COVID-19: Economic hardships have forced Kenyans back to business as usual – Report

The majority of Kenyans agree with the government view of the resumption of business as usual against the continuous spread of COVID-19 infections in the country.

According to a just released survey on Kenyans knowledge, attitudes and practices of coping with Coronavirus by the Twaweza Civil Organisation, 59 per cent of Kenyans agree with the government’s view that people have resumed to business as usual despite the outbreak.

The acceptance by Kenyans is however due to pangs of hunger and economic destitution.

38 per cent of Kenyans for instance say cash available at hand would only last them for a day of no movement is allowed.

69 per cent of respondents meanwhile say available food stocks would not last them through a single week while another 24 per cent say their medical prescriptions would run out in a week’s time.

COVID-19 as a health concern has continued to take a back seat as Kenyans remain preoccupied with the ensuing economic devastation.

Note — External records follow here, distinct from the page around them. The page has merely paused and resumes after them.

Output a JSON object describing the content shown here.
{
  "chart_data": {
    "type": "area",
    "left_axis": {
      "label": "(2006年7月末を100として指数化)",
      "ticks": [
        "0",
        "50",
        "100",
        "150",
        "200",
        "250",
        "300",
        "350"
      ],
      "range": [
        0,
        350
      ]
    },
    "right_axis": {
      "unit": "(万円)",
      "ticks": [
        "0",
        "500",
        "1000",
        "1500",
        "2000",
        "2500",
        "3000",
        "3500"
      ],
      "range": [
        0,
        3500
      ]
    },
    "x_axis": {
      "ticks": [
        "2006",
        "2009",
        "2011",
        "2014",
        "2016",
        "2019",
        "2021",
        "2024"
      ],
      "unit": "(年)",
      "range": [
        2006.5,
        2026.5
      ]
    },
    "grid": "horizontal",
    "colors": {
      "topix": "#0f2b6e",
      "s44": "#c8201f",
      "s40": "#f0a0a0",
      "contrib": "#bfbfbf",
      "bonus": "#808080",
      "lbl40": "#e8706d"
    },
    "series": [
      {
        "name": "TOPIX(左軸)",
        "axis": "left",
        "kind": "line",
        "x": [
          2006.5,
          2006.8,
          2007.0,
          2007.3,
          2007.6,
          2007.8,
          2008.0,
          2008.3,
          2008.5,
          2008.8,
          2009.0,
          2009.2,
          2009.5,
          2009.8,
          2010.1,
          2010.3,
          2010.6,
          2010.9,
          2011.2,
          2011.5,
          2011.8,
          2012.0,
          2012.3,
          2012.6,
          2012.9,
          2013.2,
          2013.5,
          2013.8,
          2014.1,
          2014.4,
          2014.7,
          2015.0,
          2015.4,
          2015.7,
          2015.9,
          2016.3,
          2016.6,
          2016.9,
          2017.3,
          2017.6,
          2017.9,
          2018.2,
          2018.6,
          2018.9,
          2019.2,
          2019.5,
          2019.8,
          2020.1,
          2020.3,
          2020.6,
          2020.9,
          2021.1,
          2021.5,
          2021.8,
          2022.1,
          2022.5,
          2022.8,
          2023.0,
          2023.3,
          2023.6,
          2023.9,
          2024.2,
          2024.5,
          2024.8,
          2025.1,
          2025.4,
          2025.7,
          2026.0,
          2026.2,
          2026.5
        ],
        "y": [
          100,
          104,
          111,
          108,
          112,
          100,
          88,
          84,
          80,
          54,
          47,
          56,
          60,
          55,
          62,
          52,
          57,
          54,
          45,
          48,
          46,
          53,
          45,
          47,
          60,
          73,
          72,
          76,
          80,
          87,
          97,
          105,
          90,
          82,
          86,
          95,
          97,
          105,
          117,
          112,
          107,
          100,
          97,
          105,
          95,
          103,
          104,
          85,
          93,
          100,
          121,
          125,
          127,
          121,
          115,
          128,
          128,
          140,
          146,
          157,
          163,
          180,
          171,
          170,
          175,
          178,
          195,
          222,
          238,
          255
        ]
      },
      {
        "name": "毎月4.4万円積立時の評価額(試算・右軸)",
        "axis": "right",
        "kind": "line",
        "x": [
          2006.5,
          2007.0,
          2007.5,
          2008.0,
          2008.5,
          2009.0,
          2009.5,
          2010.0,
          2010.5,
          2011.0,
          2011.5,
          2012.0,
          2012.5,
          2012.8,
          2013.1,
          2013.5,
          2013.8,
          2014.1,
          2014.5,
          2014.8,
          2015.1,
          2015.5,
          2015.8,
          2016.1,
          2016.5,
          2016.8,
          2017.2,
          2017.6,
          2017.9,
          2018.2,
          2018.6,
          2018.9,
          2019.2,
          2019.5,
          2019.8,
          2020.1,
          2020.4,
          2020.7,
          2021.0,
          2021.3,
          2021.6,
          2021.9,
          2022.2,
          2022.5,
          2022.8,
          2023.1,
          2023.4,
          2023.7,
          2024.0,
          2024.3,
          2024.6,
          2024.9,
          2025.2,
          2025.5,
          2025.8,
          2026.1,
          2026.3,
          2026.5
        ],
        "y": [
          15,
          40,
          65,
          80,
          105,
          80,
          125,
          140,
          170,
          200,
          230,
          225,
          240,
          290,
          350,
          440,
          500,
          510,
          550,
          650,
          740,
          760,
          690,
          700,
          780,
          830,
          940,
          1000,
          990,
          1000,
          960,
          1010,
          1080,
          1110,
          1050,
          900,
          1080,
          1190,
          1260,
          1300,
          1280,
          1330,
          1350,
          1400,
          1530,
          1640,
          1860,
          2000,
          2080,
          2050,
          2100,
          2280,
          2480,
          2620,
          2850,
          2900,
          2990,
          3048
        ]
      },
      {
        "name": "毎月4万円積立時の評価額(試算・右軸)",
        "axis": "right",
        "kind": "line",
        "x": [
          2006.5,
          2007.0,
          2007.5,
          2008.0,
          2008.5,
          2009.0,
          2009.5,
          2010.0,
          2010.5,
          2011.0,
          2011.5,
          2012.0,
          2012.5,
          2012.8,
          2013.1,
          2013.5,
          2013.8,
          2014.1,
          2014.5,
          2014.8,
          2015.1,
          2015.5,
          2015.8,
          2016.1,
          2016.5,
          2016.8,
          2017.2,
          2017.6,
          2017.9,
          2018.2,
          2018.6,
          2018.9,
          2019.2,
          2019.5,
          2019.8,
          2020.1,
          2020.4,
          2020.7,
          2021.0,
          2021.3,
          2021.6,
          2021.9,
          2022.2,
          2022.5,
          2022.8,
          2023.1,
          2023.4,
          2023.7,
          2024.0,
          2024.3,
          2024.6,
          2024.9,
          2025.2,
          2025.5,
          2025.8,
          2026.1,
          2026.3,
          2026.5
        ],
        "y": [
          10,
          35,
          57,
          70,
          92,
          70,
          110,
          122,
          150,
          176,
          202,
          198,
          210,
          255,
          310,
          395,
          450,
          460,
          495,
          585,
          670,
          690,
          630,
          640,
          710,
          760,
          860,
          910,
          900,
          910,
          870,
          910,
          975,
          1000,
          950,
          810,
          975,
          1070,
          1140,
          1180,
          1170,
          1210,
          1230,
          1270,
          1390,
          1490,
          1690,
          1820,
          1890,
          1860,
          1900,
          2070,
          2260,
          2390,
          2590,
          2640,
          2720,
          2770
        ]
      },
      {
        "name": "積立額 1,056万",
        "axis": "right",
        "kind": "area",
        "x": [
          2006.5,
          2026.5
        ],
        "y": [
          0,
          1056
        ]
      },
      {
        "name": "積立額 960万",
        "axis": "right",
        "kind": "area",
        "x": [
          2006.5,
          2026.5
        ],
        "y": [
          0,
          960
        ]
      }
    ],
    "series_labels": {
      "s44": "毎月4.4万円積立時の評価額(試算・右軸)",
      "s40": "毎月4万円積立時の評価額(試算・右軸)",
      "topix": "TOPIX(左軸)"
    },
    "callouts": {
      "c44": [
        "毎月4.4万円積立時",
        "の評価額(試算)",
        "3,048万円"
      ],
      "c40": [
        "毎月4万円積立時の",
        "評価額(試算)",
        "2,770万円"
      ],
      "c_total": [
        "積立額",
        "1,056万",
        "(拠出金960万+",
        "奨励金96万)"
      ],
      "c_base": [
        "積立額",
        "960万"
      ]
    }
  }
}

Kenyans top three concerns are the negative impact of the pandemic on the economy and businesses at 70 per cent, the closure of businesses and schools at 63 per cent and travel restrictions at 29 per cent.

Further, Kenyans sight the biggest impacts as lost income and financial constraints at 85 per cent, increased food prices at 28 per cent and reduced interactions with friends at 23 per cent.

Meanwhile, 52 percent of households have reported an increase in food prices while 23 per cent of the homes indicate many food items are out of stock.

68 percent of households now say basic food intake has gotten worse compared to previous months.

Among the items registering the steepest increase in costs have been listed as sugar, maize and vegetables.

In spite of ‘the business as usual concerns’, a majority indicate they are aware of the risk posed by the virus and have taken requisite measures top among them being the wearing of masks and social distancing.

The survey was targeted at 3000 respondents and was conducted via a mobile phone survey with one special panel round between May 29 and June 30.